Speedracer1407 From United States of America, joined Dec 2004, 333 posts, RR: 0 Posted (8 years 8 months 1 week 3 days 19 hours ago) and read 4786 times:
A recent thread about the DC-8 in CivAv suggests that, after extensive redesign from the failed tanker program to commercial production, the plane was made marginally wider than the 707 and had 6 abreast seating.
I've always thought that the DC-8 and DC-9 had had a structural relationship similar to that of the 707, 727, and 737. That is, the DC-9 shared the same cross section dimensions (and a very similar nose) as the DC-8 even if the two don't share the "same" fuselage. I seem to recall that DC-8s and 9s all had 5 abreast seating because they were actually narrower than the 707/727/737. Am I simply wrong? And either way, what exactly is the relationship between the DC- and DC-9 fuse?
Dassault Mercure: the plane that has Boeing and Airbus shaking in their boots.
N231YE From , joined Dec 1969, posts, RR:
Reply 2, posted (8 years 8 months 1 week 3 days 14 hours ago) and read 4736 times:
Quoting StealthZ (Reply 1): In fact the 707 was a widened version of the KC135
If I am not mistaken, the KC-135 is based off of the 367-80, which was designed to only allow for 5-abreast seating. In order to compete with the 6-abreast DC-8, Boeing lengthened the fuselage on the model 707 to allow for 6-abreast seating. Although the 707 and the KC-135 are similar, the fuselage cross-section dimensions is what sets them apart (among other things).

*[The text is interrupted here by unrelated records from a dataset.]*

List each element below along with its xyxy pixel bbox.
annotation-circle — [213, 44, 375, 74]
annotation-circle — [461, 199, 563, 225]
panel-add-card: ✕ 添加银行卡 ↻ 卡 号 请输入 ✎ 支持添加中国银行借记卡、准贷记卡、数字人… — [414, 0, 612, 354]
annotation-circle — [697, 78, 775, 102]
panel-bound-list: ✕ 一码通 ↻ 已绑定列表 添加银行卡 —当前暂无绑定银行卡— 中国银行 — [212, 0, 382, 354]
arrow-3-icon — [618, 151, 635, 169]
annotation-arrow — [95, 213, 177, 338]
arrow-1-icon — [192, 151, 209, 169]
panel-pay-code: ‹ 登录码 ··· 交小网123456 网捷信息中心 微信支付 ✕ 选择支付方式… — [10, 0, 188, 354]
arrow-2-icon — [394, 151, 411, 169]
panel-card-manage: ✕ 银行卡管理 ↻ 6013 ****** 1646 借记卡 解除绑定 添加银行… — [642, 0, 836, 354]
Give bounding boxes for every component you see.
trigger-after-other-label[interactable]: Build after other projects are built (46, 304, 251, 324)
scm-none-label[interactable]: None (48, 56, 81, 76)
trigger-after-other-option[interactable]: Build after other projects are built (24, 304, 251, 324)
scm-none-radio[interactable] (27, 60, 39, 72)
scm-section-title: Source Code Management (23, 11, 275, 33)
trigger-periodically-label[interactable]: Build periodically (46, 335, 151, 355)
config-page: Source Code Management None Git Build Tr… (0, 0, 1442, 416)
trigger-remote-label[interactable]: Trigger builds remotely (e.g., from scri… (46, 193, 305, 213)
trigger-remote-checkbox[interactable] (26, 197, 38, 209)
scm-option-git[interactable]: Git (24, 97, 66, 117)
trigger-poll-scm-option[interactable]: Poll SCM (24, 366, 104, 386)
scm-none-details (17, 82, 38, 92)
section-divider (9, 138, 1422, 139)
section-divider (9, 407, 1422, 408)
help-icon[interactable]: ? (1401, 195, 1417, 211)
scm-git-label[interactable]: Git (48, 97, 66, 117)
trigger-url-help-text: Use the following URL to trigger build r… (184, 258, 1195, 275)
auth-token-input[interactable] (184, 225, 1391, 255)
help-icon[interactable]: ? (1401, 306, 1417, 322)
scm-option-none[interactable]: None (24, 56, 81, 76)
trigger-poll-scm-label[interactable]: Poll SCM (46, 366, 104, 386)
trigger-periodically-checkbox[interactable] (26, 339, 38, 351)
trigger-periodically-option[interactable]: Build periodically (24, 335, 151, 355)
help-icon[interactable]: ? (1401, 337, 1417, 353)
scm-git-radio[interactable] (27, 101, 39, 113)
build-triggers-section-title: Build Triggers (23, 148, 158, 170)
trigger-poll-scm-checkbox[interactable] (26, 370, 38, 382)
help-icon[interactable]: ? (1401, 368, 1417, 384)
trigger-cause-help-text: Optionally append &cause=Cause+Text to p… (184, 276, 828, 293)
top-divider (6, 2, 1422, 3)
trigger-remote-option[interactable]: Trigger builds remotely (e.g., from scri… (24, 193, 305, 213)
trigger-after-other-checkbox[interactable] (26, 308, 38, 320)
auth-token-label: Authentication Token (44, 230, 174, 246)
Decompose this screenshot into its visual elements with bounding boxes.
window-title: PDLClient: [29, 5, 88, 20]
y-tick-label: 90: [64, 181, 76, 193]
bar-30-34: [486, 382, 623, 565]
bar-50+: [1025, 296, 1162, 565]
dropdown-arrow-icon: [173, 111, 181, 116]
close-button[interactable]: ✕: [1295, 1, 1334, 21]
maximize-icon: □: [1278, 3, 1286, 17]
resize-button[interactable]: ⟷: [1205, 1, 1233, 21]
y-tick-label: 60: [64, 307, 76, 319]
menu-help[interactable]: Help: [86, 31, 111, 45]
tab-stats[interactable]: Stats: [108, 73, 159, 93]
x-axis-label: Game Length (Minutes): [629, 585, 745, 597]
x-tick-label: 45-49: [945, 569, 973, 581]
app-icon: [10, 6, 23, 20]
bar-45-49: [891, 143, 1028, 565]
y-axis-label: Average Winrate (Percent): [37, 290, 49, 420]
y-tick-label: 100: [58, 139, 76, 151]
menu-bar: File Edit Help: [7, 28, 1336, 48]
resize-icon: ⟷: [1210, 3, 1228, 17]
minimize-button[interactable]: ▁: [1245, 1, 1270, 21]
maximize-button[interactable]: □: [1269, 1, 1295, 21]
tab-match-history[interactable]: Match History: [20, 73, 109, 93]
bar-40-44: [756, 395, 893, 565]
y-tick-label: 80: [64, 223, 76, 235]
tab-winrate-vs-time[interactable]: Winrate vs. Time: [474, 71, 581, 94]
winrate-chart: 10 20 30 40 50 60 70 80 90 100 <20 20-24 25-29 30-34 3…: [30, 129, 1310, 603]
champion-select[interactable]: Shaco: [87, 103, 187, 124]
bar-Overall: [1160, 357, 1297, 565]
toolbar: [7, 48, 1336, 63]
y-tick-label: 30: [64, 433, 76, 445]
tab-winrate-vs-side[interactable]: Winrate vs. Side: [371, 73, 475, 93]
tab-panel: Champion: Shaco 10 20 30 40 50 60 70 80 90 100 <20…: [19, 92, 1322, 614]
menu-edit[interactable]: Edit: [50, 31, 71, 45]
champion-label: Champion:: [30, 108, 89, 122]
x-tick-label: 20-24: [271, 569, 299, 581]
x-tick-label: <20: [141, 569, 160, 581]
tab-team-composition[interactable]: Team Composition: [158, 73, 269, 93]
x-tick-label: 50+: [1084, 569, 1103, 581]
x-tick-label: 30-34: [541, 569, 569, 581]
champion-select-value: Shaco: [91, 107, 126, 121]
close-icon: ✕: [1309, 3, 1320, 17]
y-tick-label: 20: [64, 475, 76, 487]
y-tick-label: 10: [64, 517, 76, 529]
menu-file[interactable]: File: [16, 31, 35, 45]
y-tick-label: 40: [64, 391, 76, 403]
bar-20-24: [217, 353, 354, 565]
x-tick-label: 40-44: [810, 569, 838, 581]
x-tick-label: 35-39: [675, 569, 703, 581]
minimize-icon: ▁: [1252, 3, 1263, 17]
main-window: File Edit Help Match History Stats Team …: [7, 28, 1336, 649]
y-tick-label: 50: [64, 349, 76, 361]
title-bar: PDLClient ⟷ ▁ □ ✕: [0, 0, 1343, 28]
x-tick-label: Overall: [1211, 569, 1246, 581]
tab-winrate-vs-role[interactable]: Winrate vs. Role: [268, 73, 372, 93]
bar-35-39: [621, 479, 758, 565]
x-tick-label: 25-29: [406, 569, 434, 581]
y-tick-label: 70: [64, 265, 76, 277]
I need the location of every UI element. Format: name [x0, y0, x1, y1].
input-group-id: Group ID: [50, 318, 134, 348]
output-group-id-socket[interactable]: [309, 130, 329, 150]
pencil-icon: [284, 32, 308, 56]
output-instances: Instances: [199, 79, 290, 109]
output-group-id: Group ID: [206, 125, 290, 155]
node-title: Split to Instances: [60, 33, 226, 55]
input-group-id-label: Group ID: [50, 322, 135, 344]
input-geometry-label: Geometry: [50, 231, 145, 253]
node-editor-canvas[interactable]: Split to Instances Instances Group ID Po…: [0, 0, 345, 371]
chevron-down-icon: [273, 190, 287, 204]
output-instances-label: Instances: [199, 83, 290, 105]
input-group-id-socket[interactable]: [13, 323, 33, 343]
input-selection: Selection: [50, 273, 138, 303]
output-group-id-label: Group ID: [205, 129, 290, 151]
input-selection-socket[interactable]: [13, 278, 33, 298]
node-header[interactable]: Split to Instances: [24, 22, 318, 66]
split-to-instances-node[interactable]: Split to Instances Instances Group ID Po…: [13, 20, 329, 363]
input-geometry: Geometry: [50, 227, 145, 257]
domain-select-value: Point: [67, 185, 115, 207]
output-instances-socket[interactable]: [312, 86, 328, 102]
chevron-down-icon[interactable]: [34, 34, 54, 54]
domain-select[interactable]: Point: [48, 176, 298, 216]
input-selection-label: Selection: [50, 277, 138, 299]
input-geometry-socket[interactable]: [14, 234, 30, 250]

57AZ From United States of America, joined Nov 2004, 2586 posts, RR: 2
Reply 3, posted (8 years 8 months 1 week 2 days 21 hours ago) and read 4620 times:
Don't forget that Boeing widened the 707 twice. First the airlines complained about the width of the 367-80 so the design was widened and tooling manufactured for that production design. Douglas then came out with a slightly wider cross section for the DC-8 in an attempt to deal a blow to Boeing. Boeing did not want to lose their upper hand and bit the bullet-redesigning the 707 cross section AGAIN at considerable cost as new tooling was required. Boeing waited until Douglas had produced their production tooling, knowing that Douglas could not afford to change the DC-8 once it went into production. Remember that when the 707 was transformed from a paper airplane to reality, the DC-8 was still paper only and the specs could be easily changed.
Boeing also found it advantageous to tailor the 707 variants to individual client's needs concerning interior or performance within reason. With the DC-8, what you saw was what you got.